As we know it today, the EU is one of the most finished products of what we call a resilient system. In its most elementary characteristics, it bears many resemblances to an anthill or a neural network, which are flexible enough to adapt without breaking down to unexpected challenges. At its core are states, which, despite the bad reputation of borders, delimit public conversation, facilitate social cohesion, and reduce the risks of contagion. Above them, a mechanism of cooperation that makes it possible to manage interdependence more effectively than the old concert of nations. And below them, the citizens, who, in all their diversity, ensure through the democratic process that policymaking takes account of their problems and their solutions. It doesn’t sound bad, really.



In addition to a fresh perspective on our history, understanding Europe as a resilient system also provides us with some keys to remain free and prosperous. If Hungary or the rise of the populist right are a threat to the European project, it is not only because they threaten fundamental European values. It is above all because they threaten to reduce the diversity needed to meet the challenges ahead. If we know that a collective in which diverse visions coexist tends to make better decisions than a collective made up of only the best (the wisdom of crowds), a Europe without Hungarians or a Poland with a muzzled LGTBI collective would be less able to face the future. These are unfair ideas, but they are above all useless.

There are other, more subtle risks to remain alert to. The pandemic and growing geopolitical rivalry have reinforced the role of central coordination. The state is back, whether in the form of activist industrial policy or interventionism in energy markets. The increasing use of regulations, directly enforced in member states, is a clear symptom of a drive for uniformity that weakens the innovative capacity of the lower levels. The revolution in mass data collection and processing calls into question the role of democracy as a social thermostat: why call for a vote if bureaucrats can ask ChatGPT?

This is not to indulge in misguided populist rhetoric but to focus on the lessons of our history: diversity of national perspectives and a difficult balance between technocracy and democracy have been central to Europe’s best experience of peace and prosperity. A good understanding of Europe’s capacity to reinvent itself should alert us to inertia and short-sighted euphoria.

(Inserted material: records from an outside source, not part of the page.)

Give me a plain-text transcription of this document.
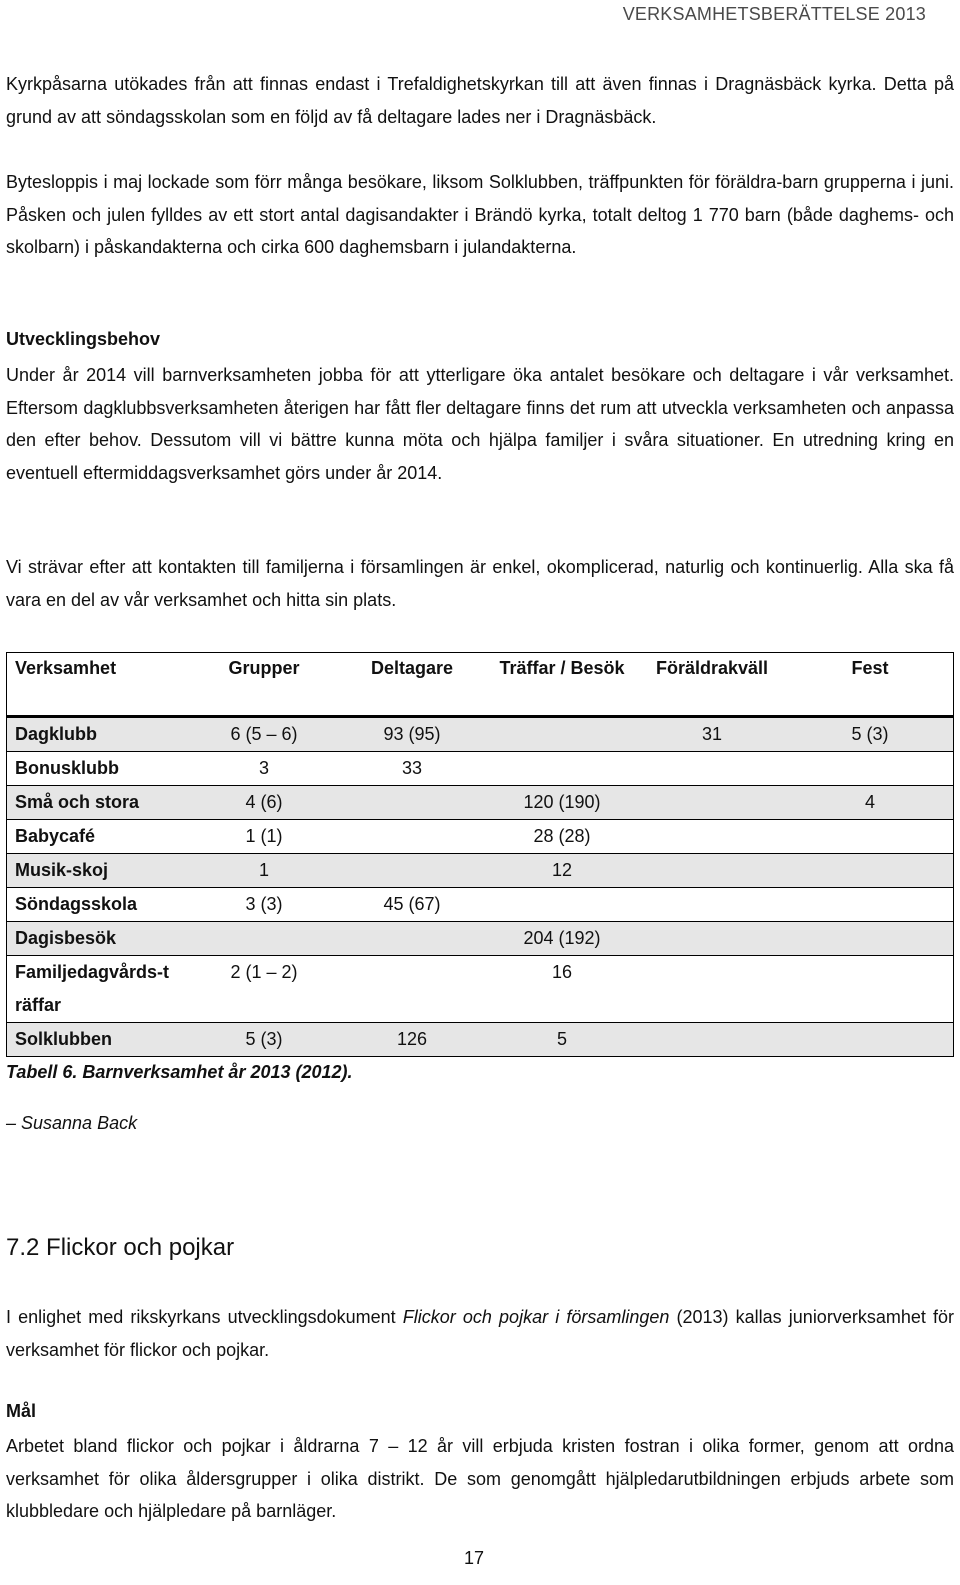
VERKSAMHETSBERÄTTELSE 2013

Kyrkpåsarna utökades från att finnas endast i Trefaldighetskyrkan till att även finnas i Dragnäsbäck kyrka. Detta på grund av att söndagsskolan som en följd av få deltagare lades ner i Dragnäsbäck.

Bytesloppis i maj lockade som förr många besökare, liksom Solklubben, träffpunkten för föräldra-barn grupperna i juni. Påsken och julen fylldes av ett stort antal dagisandakter i Brändö kyrka, totalt deltog 1 770 barn (både daghems- och skolbarn) i påskandakterna och cirka 600 daghemsbarn i julandakterna.

Utvecklingsbehov

Under år 2014 vill barnverksamheten jobba för att ytterligare öka antalet besökare och deltagare i vår verksamhet. Eftersom dagklubbsverksamheten återigen har fått fler deltagare finns det rum att utveckla verksamheten och anpassa den efter behov. Dessutom vill vi bättre kunna möta och hjälpa familjer i svåra situationer. En utredning kring en eventuell eftermiddagsverksamhet görs under år 2014.

Vi strävar efter att kontakten till familjerna i församlingen är enkel, okomplicerad, naturlig och kontinuerlig. Alla ska få vara en del av vår verksamhet och hitta sin plats.

Verksamhet	Grupper	Deltagare	Träffar / Besök	Föräldrakväll	Fest
Dagklubb	6 (5 – 6)	93 (95)		31	5 (3)
Bonusklubb	3	33			
Små och stora	4 (6)		120 (190)		4
Babycafé	1 (1)		28 (28)		
Musik-skoj	1		12		
Söndagsskola	3 (3)	45 (67)			
Dagisbesök			204 (192)		
Familjedagvårds-träffar	2 (1 – 2)		16		
Solklubben	5 (3)	126	5		
Tabell 6. Barnverksamhet år 2013 (2012).
– Susanna Back
7.2 Flickor och pojkar

I enlighet med rikskyrkans utvecklingsdokument Flickor och pojkar i församlingen (2013) kallas juniorverksamhet för verksamhet för flickor och pojkar.

Mål

Arbetet bland flickor och pojkar i åldrarna 7 – 12 år vill erbjuda kristen fostran i olika former, genom att ordna verksamhet för olika åldersgrupper i olika distrikt. De som genomgått hjälpledarutbildningen erbjuds arbete som klubbledare och hjälpledare på barnläger.

17
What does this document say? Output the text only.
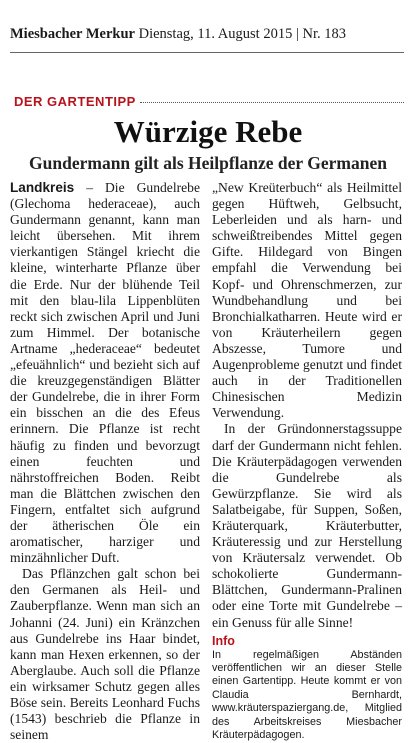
Miesbacher Merkur Dienstag, 11. August 2015 | Nr. 183
DER GARTENTIPP
Würzige Rebe
Gundermann gilt als Heilpflanze der Germanen

Landkreis – Die Gundelrebe (Glechoma hederaceae), auch Gundermann genannt, kann man leicht übersehen. Mit ihrem vierkantigen Stängel kriecht die kleine, winterharte Pflanze über die Erde. Nur der blühende Teil mit den blau-lila Lippenblüten reckt sich zwischen April und Juni zum Himmel. Der botanische Artname „hederaceae“ bedeutet „efeuähnlich“ und bezieht sich auf die kreuzgegenständigen Blätter der Gundelrebe, die in ihrer Form ein bisschen an die des Efeus erinnern. Die Pflanze ist recht häufig zu finden und bevorzugt einen feuchten und nährstoffreichen Boden. Reibt man die Blättchen zwischen den Fingern, entfaltet sich aufgrund der ätherischen Öle ein aromatischer, harziger und minzähnlicher Duft.

Das Pflänzchen galt schon bei den Germanen als Heil- und Zauberpflanze. Wenn man sich an Johanni (24. Juni) ein Kränzchen aus Gundelrebe ins Haar bindet, kann man Hexen erkennen, so der Aberglaube. Auch soll die Pflanze ein wirksamer Schutz gegen alles Böse sein. Bereits Leonhard Fuchs (1543) beschrieb die Pflanze in seinem

„New Kreüterbuch“ als Heilmittel gegen Hüftweh, Gelbsucht, Leberleiden und als harn- und schweißtreibendes Mittel gegen Gifte. Hildegard von Bingen empfahl die Verwendung bei Kopf- und Ohrenschmerzen, zur Wundbehandlung und bei Bronchialkatharren. Heute wird er von Kräuterheilern gegen Abszesse, Tumore und Augenprobleme genutzt und findet auch in der Traditionellen Chinesischen Medizin Verwendung.

In der Gründonnerstagssuppe darf der Gundermann nicht fehlen. Die Kräuterpädagogen verwenden die Gundelrebe als Gewürzpflanze. Sie wird als Salatbeigabe, für Suppen, Soßen, Kräuterquark, Kräuterbutter, Kräuteressig und zur Herstellung von Kräutersalz verwendet. Ob schokolierte Gundermann-Blättchen, Gundermann-Pralinen oder eine Torte mit Gundelrebe – ein Genuss für alle Sinne!

Info
In regelmäßigen Abständen veröffentlichen wir an dieser Stelle einen Gartentipp. Heute kommt er von Claudia Bernhardt, www.kräuterspaziergang.de, Mitglied des Arbeitskreises Miesbacher Kräuterpädagogen.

The coming decades will test Europe’s ability to remain an area of peace and prosperity. The invasion of Ukraine is only a stark beginning. In a global context where considerations of efficiency are giving way to those of power, we must ensure that the Union has all the tools it needs to remain what it is. The European experience of the last seventy years provides us with a handful of basic insights into what enables institutions to adapt and continue to fulfil their role, just as the overwhelming evidence of the remaining centuries shows us what happens when one of these ingredients is missing. It will be those insights that will save us from the threats lurking out there as much as from ourselves.